Altria, Philip Morris’ parent company, said in a statement that “virtually all of the conduct alleged in the complaint occurred before Altria had any economic interest in Juul.”

Altria bought a 35% stake in Juul in Dec. 2018 for $12.8 billion.

“Altria’s minority stake in Juul provides no basis for liability against Altria or PM USA,” the statement said.

In 1999, the U.S. Department of Justice sued the major tobacco companies, including Philip Morris, alleging a decades-long conspiracy to mislead the public about the dangers of smoking, secondhand smoke, and how addictive nicotine can be. The case was decided in the government’s favor in 2006, and upheld on appeal in 2009 with corrective statements to be published by the companies finalized in 2017.

In 1998, the five largest tobacco manufacturers in the U.S. settled combined litigation from the state Attorneys General of 46 states, five U.S. territories and the District of Columbia for $206 billion — the largest civil settlement in U.S. history.

Juul is the dominant player in the e-cigarette market, which originally positioned the product as an alternative to cigarettes. The pens are sleek and produce less vapor than traditional cigarettes, and are emblematic of the brand’s Silicon Valley roots.

But as vaping has gained in popularity, Juul and other e-cigarette companies are attracting similar criticism to that once leveled at the legacy tobacco companies.

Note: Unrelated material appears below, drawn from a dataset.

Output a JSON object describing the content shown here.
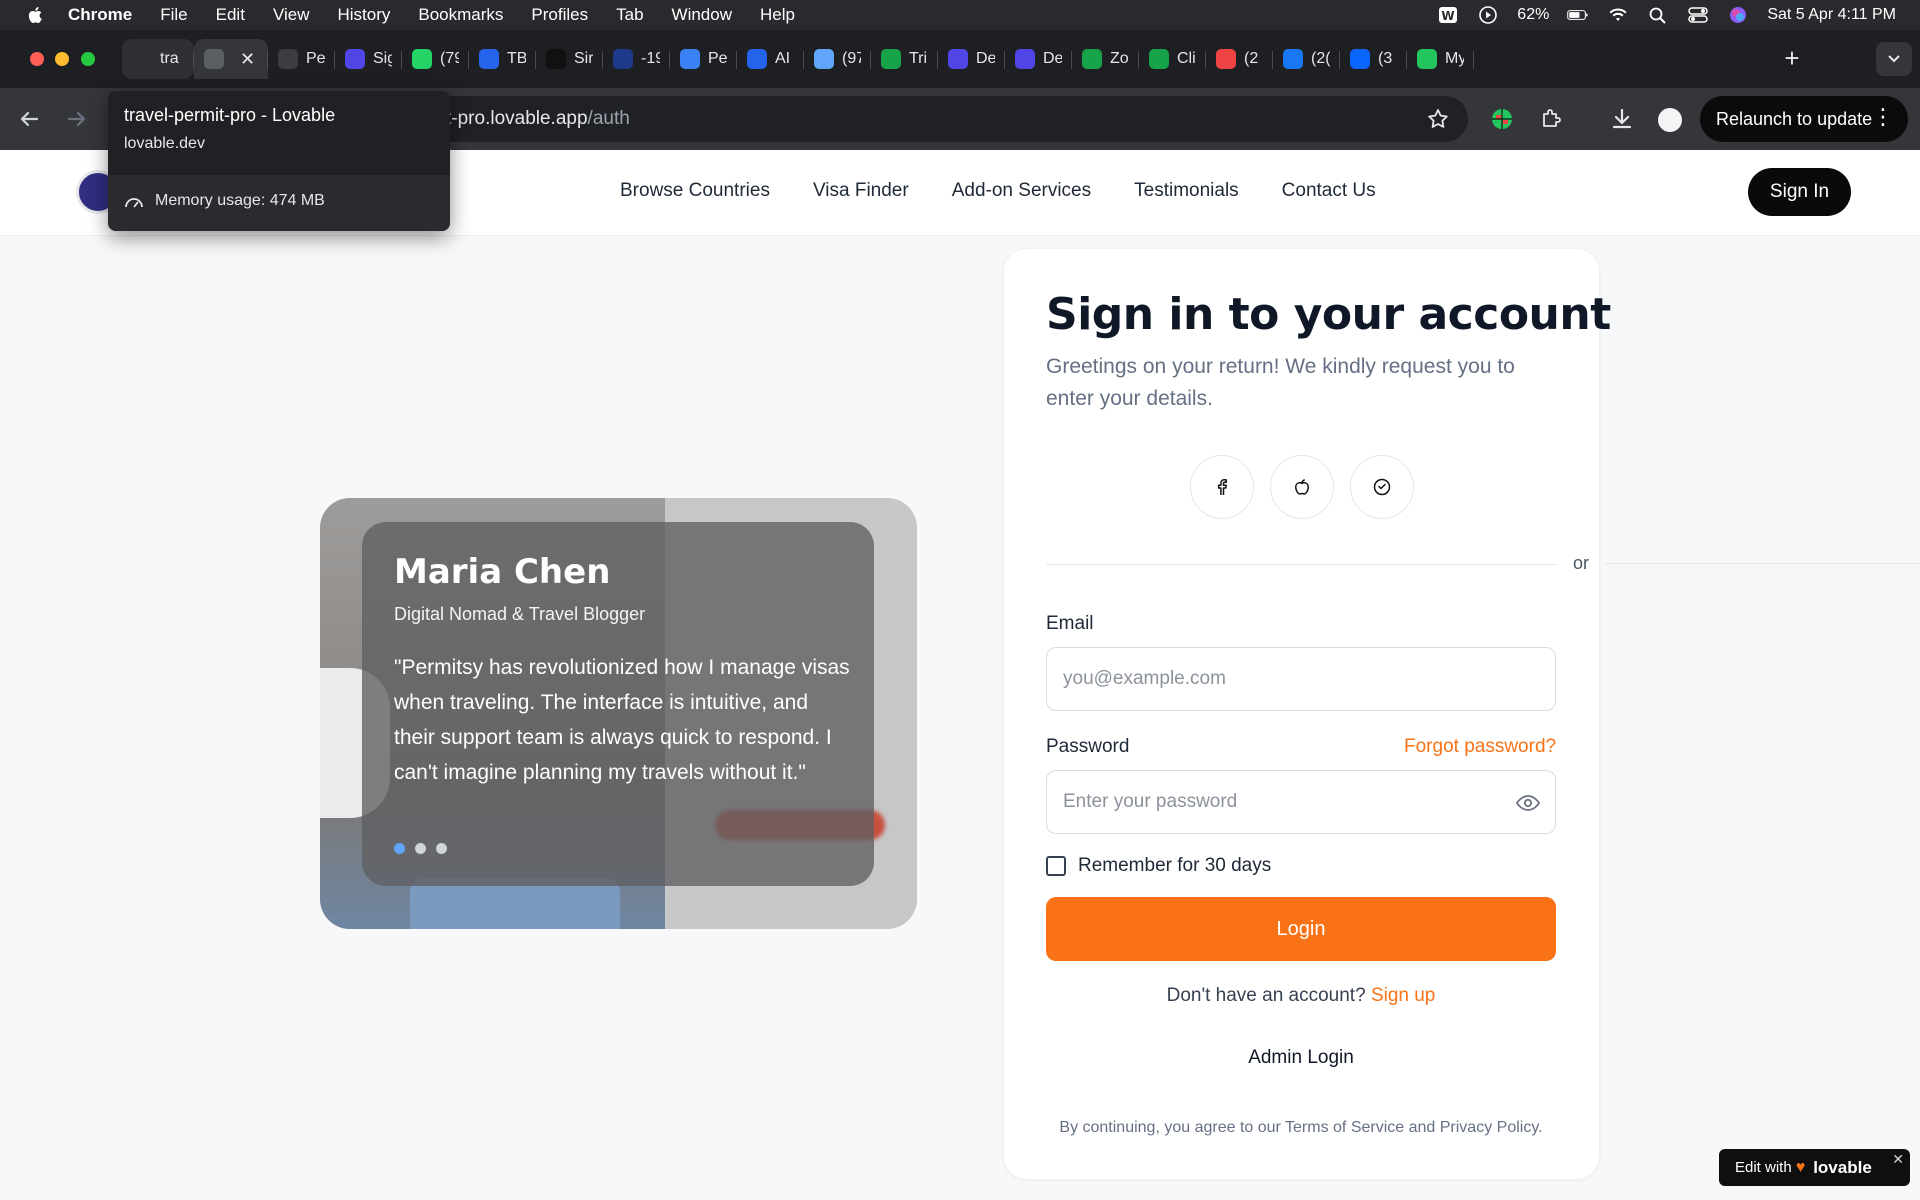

Vaping has also drawn fire from Washington. Calling e-cigarette smoking an epidemic, the U.S. Surgeon General has said that since 2014, they have been the most commonly used tobacco product among U.S. youth.

When Foss began vaping, he did not know he was consuming more nicotine than if he were to smoke a traditional cigarette, and was drawn by the mango, cucumber and mint flavors, the suit alleges. The complaint states he now “suffers from exasperated asthma” which he claims is “a known complication of nicotine ingestion.”

A similar lawsuit was filed against Juul, Altria and Philip Morris in Florida earlier this year, and also invoking RICO, a tactic legal experts said, if successful, can result in larger damage awards.

Juul referenced the Florida case in its comments about the Illinois suit, calling it “without merit,” and said Foss’s claims “simply copies and pastes allegations previously raised in Florida which we are actively contesting.”

An Altria spokesperson said the company’s minority stake in Juul came after the behavior in the Florida case allegedly occurred and that there is “no basis for liability against Altria or PM USA.”